Before Red Bull-owned clubs established the high press as their ethos in New York, Sao Paulo, Leipzig (Germany) and Salzburg (Austria), TSG Hoffenheim harnessed it during their famous ascension from several rungs below into the Bundesliga.
All the while, Canouse grew as a player within it, from when he first joined Hoffenheim's academy at age 15 to when he made his first-team debut five seasons later.
"I actually had a lot of former coaches that moved to Leipzig, because Hoffenheim was the first Red Bull Leipzig," Canouse tells MLSsoccer.com. "The managers that started Hoffenheim, the owners, they moved to Leipzig and then implemented the whole pressing system of Red Bull now all down the line. Even though I was never directly involved in it, I knew a lot of people that were there."

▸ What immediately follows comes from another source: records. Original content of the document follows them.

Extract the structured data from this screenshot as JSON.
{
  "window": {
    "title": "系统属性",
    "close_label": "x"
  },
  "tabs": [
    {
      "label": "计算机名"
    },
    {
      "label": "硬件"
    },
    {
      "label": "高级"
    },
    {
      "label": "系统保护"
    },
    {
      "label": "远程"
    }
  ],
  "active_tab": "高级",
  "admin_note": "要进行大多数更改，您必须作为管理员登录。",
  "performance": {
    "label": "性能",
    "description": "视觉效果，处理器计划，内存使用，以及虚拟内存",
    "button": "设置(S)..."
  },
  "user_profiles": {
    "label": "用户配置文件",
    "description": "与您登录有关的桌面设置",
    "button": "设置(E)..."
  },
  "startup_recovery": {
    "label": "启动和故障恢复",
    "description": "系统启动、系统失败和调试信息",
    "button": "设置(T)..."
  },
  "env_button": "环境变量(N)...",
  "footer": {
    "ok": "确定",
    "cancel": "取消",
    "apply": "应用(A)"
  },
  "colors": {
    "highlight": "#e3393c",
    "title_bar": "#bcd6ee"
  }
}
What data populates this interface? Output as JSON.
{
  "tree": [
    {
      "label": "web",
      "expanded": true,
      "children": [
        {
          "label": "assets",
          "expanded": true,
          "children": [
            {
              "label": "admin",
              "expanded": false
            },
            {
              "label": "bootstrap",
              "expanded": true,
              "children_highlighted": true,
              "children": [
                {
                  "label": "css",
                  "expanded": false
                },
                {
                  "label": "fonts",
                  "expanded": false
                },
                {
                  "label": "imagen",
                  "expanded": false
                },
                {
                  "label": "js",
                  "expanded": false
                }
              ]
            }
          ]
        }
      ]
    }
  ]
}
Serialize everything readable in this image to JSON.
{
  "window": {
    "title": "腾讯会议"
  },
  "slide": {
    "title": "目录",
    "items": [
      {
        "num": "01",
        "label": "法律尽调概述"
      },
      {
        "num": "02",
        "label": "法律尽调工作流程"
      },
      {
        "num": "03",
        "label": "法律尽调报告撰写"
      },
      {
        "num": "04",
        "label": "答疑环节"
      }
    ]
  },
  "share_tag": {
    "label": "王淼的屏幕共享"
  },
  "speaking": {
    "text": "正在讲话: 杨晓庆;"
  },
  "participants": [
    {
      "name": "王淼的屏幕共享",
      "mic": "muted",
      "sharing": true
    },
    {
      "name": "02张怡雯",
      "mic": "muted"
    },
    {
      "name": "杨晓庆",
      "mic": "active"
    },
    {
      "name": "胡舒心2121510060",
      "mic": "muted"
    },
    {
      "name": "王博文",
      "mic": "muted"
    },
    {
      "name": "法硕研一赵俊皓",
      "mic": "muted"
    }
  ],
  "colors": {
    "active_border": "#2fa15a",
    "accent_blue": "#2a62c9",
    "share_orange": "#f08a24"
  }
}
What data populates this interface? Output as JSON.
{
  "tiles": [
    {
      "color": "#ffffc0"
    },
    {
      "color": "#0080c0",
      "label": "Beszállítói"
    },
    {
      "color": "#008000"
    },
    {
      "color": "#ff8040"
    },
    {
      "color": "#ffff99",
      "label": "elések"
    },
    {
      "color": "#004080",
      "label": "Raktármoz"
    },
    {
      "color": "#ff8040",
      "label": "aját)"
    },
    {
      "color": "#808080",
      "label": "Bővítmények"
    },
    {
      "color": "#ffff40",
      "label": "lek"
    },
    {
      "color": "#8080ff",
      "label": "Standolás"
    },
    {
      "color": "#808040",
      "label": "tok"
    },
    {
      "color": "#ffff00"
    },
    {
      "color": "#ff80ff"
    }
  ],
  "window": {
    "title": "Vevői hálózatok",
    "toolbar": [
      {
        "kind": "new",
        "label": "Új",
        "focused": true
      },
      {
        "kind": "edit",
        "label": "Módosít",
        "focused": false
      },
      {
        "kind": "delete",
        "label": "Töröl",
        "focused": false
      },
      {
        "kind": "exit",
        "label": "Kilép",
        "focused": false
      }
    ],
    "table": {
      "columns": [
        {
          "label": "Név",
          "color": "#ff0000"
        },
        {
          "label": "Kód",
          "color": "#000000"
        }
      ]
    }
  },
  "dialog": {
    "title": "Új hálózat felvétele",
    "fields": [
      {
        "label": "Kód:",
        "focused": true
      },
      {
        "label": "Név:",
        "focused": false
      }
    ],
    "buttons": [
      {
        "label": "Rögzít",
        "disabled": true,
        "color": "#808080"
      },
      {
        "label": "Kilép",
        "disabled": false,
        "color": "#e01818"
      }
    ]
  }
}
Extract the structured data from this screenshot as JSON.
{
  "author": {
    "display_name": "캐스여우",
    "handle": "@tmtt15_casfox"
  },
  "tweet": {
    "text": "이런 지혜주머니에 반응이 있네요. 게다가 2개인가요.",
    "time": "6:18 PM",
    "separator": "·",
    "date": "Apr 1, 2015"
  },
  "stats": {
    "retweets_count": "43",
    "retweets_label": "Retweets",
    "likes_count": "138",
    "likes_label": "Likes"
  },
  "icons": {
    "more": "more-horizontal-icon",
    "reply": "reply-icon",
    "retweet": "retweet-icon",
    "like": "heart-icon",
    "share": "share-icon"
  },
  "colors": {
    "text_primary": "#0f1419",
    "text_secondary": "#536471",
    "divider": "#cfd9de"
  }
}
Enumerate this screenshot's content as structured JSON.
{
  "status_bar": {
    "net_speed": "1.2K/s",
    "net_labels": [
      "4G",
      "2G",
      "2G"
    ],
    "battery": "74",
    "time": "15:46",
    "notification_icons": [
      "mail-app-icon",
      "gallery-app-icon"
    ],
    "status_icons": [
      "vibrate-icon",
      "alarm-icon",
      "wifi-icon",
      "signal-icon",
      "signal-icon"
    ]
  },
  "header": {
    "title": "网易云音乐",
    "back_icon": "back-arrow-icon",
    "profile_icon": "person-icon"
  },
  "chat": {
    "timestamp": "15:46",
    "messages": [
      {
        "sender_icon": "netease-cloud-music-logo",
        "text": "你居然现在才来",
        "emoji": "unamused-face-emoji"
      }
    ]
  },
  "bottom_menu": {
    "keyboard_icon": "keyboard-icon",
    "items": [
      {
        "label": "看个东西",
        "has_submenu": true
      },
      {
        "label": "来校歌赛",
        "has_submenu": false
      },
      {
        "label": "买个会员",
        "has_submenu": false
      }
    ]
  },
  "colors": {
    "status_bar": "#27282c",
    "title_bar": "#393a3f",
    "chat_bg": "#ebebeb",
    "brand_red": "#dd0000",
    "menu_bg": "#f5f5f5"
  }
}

So how does D.C. solve it to extend a five-game unbeaten run and earn their first win at Red Bull Arena since the 2012 Eastern Conference semifinals?
"I think the one thing we've talked about this whole week is matching their physicality," Canouse says. "We can basically play their game against them, right? We can counter. If we match their physicality, we can get points from them."
That's been Canouse's specialty since his return from a knee injury that kept him out of D.C.'s first 16 league matches.
It was after his 23-minute cameo in United's previous 1-0 home loss to the Red Bulls in July that coach Ben Olsen wondered aloud — only half joking — whether the No. 6 had out-tackled the rest of his team combined.
And while D.C.'s unbeaten run coincides with five consecutive starts from a fully fit star forward Wayne Rooney, it's worth noting Canouse has also worked back to be able to start all five matches in that stretch, even if fewer have noticed.
"He puts out fires, starts attacks, he’s athletically at the right speed and his bite is contagious," Olsen said of Canouse, who was called into US men's national team camp this past January. "And I think guys kind of feed off his physically."
Said Canouse: "I'm never worried about who gets the attention. Because obviously, to me what matters most is us winning games and us reaching our goal of the playoffs. So I'm glad we've been able to put some wins together. Now we're back relevant and we can actually do something with this season."